As a stronger upper level ridge builds into the Tennessee Valley
Monday night through Tuesday night, it looks like we may receive a 
break from scattered to more widespread shower and thunderstorm 
chances. Cannot rule out isolated to widely scattered activity
though. With a bit more instability and dry air aloft, stronger
storms producing gustier winds, small hail, and frequent lightning 
will remain possible though. High temperatures should climb a bit
into the low 90s in most locations, except in higher elevations of
northeastern Alabama and southern middle Tennessee. 

Precipitation chances could increase again by the end of the week, as
additional pieces of energy affect the area.

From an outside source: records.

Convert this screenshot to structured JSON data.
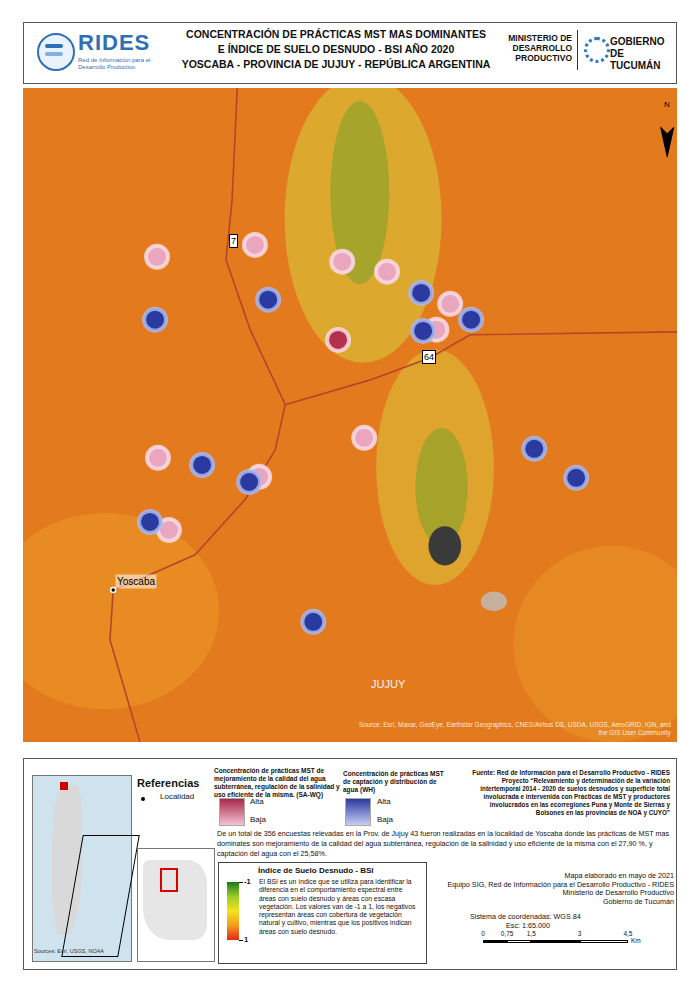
{
  "header": {
    "title_lines": [
      "CONCENTRACIÓN DE PRÁCTICAS MST MAS DOMINANTES",
      "E ÍNDICE DE SUELO DESNUDO - BSI AÑO 2020",
      "YOSCABA - PROVINCIA DE JUJUY - REPÚBLICA ARGENTINA"
    ],
    "logo_left": {
      "name": "RIDES",
      "subtitle_lines": [
        "Red de Información para el",
        "Desarrollo Productivo"
      ]
    },
    "logo_right": {
      "ministry_lines": [
        "MINISTERIO DE",
        "DESARROLLO",
        "PRODUCTIVO"
      ],
      "government_lines": [
        "GOBIERNO DE",
        "TUCUMÁN"
      ]
    }
  },
  "chart_data": {
    "type": "scatter",
    "tick_labels": false,
    "xlim": [
      0,
      20.3
    ],
    "ylim": [
      0,
      20.3
    ],
    "series": [
      {
        "name": "SA-WQ",
        "color": "#eaa6bf",
        "colors": [
          "#eaa6bf",
          "#eaa6bf",
          "#eaa6bf",
          "#eaa6bf",
          "#eaa6bf",
          "#eaa6bf",
          "#b3304f",
          "#eaa6bf",
          "#eaa6bf",
          "#eaa6bf",
          "#eaa6bf"
        ],
        "x": [
          4.16,
          7.2,
          9.91,
          11.3,
          13.26,
          12.83,
          9.78,
          10.59,
          4.19,
          7.33,
          4.53
        ],
        "y": [
          15.06,
          15.43,
          14.91,
          14.6,
          13.6,
          12.8,
          12.48,
          9.44,
          8.82,
          8.23,
          6.58
        ]
      },
      {
        "name": "WH",
        "color": "#2a3a9e",
        "x": [
          4.1,
          7.61,
          12.36,
          12.42,
          13.91,
          15.87,
          17.17,
          5.56,
          7.02,
          3.94,
          9.01
        ],
        "y": [
          13.11,
          13.73,
          13.94,
          12.76,
          13.11,
          9.1,
          8.2,
          8.6,
          8.07,
          6.83,
          3.73
        ]
      }
    ],
    "localities": [
      {
        "name": "Yoscaba",
        "x": 2.8,
        "y": 4.72
      }
    ],
    "roads": [
      {
        "label": "7",
        "label_x": 6.52,
        "label_y": 15.56,
        "x": [
          6.65,
          6.49,
          6.3,
          7.05,
          8.14,
          7.83,
          6.89,
          5.34,
          3.94,
          2.8,
          2.7,
          3.63
        ],
        "y": [
          20.31,
          16.83,
          14.97,
          12.8,
          10.47,
          9.07,
          7.52,
          5.81,
          5.19,
          4.72,
          3.17,
          0
        ]
      },
      {
        "label": "64",
        "label_x": 12.61,
        "label_y": 11.96,
        "x": [
          8.14,
          10.78,
          12.64,
          13.88,
          20.31
        ],
        "y": [
          10.47,
          11.24,
          11.93,
          12.64,
          12.73
        ]
      }
    ],
    "labels": [
      {
        "text": "JUJUY",
        "x": 11.34,
        "y": 1.8
      }
    ],
    "north": "N",
    "attribution": "Source: Esri, Maxar, GeoEye, Earthstar Geographics, CNES/Airbus DS, USDA, USGS, AeroGRID, IGN, and the GIS User Community"
  },
  "legend": {
    "title": "Referencias",
    "locality": "Localidad",
    "sawq": {
      "title": "Concentración de prácticas MST de mejoramiento de la calidad del agua subterránea, regulación de la salinidad y uso eficiente de la misma. (SA-WQ)",
      "high": "Alta",
      "low": "Baja"
    },
    "wh": {
      "title": "Concentración de prácticas MST de captación y distribución de agua (WH)",
      "high": "Alta",
      "low": "Baja"
    },
    "source": "Fuente: Red de Información para el Desarrollo Productivo - RIDES Proyecto “Relevamiento y determinación de la variación intertemporal 2014 - 2020 de suelos desnudos y superficie total involucrada e intervenida con Prácticas de MST y productores involucrados en las ecorregiones Puna y Monte de Sierras y Bolsones en las provincias de NOA y CUYO”",
    "summary": "De un total de 356 encuestas relevadas en la Prov. de Jujuy 43 fueron realizadas en la localidad de Yoscaba donde las prácticas de MST mas dominates son mejoramiento de la calidad del agua subterránea, regulación de la salinidad y uso eficiente de la misma con el 27,90 %, y captación del agua con el 25,58%.",
    "bsi": {
      "title": "Índice de Suelo Desnudo - BSI",
      "range": [
        -1,
        1
      ],
      "ticks": [
        -1,
        1
      ],
      "text": "El BSI es un índice que se utiliza para identificar la diferencia en el comportamiento espectral entre áreas con suelo desnudo y áreas con escasa vegetación. Los valores van de -1 a 1, los negativos representan áreas con cobertura de vegetación natural y cultivo, mientras que los positivos indican áreas con suelo desnudo."
    },
    "inset_source": "Sources: Esri, USGS, NOAA",
    "credits": [
      "Mapa elaborado en mayo de 2021",
      "Equipo SIG, Red de Información para el Desarrollo Productivo - RIDES",
      "Ministerio de Desarrollo Productivo",
      "Gobierno de Tucumán"
    ],
    "crs": "Sistema de coordenadas: WGS 84",
    "scale_text": "Esc: 1:65.000",
    "scale_bar": {
      "unit": "Km",
      "ticks": [
        {
          "value": 0,
          "label": "0"
        },
        {
          "value": 0.75,
          "label": "0,75"
        },
        {
          "value": 1.5,
          "label": "1,5"
        },
        {
          "value": 3,
          "label": "3"
        },
        {
          "value": 4.5,
          "label": "4,5"
        }
      ]
    }
  }
}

.AVIATION...(For the 18Z TAFS through 18Z Friday afternoon)
Issued at 1205 PM CDT Thu Jun 21 2018

VFR conditions will be the predominant flight category at each
terminal this afternoon, with only light, isolated showers creating
VCSH at both sites. Ceilings/vis may drop this evening at HSV and MSL
from a cluster of storms progged to drop SE thru the region between
00-06z. Thereafter, dry conditions, but low MVFR ceilings around 
1-2kft are expected to prevail. Clouds will gradually lift to VFR 
levels after sunrise. More robust convection is expected after 18z on
Friday, beyond the scope of this TAF period (and was not mentioned).